At the centre of the dispute are union claims that UCT’s pay structure positions academic staff at approximately the 75th market percentile, while PASS staff are positioned at around the 60th percentile. The unions argue that this approach structurally disadvantages support staff and entrenches income disparities within the institution. “PASS staff are systematically undervalued by design, not by accident,” the unions said in a joint statement.
“Equal percentages do not produce equal outcomes they protect high earners and widen the gap.” UCT spokesperson Elijah Moholola rejected the suggestion that the benchmarking approach is unfair, saying the university uses RemChannel, a national salary benchmarking and remuneration survey system, to guide adjustments. Through RemChannel, Moholola said, academics are benchmarked against a comparator group within Higher Education South Africa (HESA), rather than the national all-jobs market, because recruitment and retention occur within the higher education sector. He confirmed that UCT’s prevailing pay policy adjusts salaries annually using RemChannel data to ensure alignment at the 75th percentile for academic staff and the 60th percentile of national jobs market data for PASS staff.

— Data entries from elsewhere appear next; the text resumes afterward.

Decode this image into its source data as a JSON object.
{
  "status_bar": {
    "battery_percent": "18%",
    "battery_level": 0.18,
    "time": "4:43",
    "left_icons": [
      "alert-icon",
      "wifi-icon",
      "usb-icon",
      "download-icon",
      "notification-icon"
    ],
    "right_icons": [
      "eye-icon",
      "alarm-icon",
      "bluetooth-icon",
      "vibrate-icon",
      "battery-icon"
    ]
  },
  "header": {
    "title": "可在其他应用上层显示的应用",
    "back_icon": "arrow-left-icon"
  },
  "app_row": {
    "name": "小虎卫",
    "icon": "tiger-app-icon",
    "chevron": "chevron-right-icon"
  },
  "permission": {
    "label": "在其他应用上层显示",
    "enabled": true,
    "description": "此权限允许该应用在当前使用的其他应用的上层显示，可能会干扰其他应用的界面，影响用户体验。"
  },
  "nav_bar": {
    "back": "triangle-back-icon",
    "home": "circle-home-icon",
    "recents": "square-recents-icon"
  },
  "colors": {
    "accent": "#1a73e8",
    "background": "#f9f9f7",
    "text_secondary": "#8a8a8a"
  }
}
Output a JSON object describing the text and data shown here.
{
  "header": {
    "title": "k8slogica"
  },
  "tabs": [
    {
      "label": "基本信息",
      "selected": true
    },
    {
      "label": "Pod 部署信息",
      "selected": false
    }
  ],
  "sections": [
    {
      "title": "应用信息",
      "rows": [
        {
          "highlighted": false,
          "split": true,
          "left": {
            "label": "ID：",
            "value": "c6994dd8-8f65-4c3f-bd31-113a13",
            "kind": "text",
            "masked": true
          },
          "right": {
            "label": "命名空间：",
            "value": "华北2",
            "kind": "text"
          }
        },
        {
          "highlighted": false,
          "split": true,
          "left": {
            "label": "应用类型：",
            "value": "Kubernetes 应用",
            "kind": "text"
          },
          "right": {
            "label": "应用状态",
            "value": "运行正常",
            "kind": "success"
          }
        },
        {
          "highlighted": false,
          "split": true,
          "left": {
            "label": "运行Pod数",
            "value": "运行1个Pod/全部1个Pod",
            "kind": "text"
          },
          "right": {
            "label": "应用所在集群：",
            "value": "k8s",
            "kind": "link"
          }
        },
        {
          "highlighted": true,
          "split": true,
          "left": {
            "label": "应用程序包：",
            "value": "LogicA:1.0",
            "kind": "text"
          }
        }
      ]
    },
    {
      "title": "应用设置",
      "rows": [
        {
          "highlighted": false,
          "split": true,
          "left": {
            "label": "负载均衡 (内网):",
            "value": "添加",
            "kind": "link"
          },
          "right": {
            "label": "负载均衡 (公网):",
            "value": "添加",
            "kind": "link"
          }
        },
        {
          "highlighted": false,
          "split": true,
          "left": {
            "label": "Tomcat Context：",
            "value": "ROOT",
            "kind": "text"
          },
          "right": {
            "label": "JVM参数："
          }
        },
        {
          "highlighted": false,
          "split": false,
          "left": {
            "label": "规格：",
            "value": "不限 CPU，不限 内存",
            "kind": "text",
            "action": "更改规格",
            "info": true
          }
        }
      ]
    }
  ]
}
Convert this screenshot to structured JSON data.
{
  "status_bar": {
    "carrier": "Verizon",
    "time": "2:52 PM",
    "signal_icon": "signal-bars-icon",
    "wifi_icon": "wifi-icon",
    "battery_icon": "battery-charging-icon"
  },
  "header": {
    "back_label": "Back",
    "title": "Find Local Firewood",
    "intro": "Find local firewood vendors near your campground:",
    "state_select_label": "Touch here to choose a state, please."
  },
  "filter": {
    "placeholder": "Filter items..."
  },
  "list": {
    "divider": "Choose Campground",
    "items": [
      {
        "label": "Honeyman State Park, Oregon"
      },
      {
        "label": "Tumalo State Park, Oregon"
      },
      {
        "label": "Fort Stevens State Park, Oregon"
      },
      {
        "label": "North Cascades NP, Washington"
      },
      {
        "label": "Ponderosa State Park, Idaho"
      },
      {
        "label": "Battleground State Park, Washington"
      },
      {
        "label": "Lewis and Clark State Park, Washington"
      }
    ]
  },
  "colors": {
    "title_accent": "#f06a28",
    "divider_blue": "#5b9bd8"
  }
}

“It is worth noting that salaries of PASS staff within the bargaining unit (pay classes 1–12) are above the 60th percentile RemChannel benchmark except pay class 5,” he said. Salaries are also adjusted in line with the Consumer Price Index (CPI). Moholola said the reference CPI in July 2025 was 3.5%, and the executive proposed a 3.5% increase for 2026 salary adjustments, which was implemented in February 2026 and backdated to January. Responding to claims that uniform percentage increases disproportionately benefit higher earners, Moholola said 2026 salary adjustments were not implemented uniformly.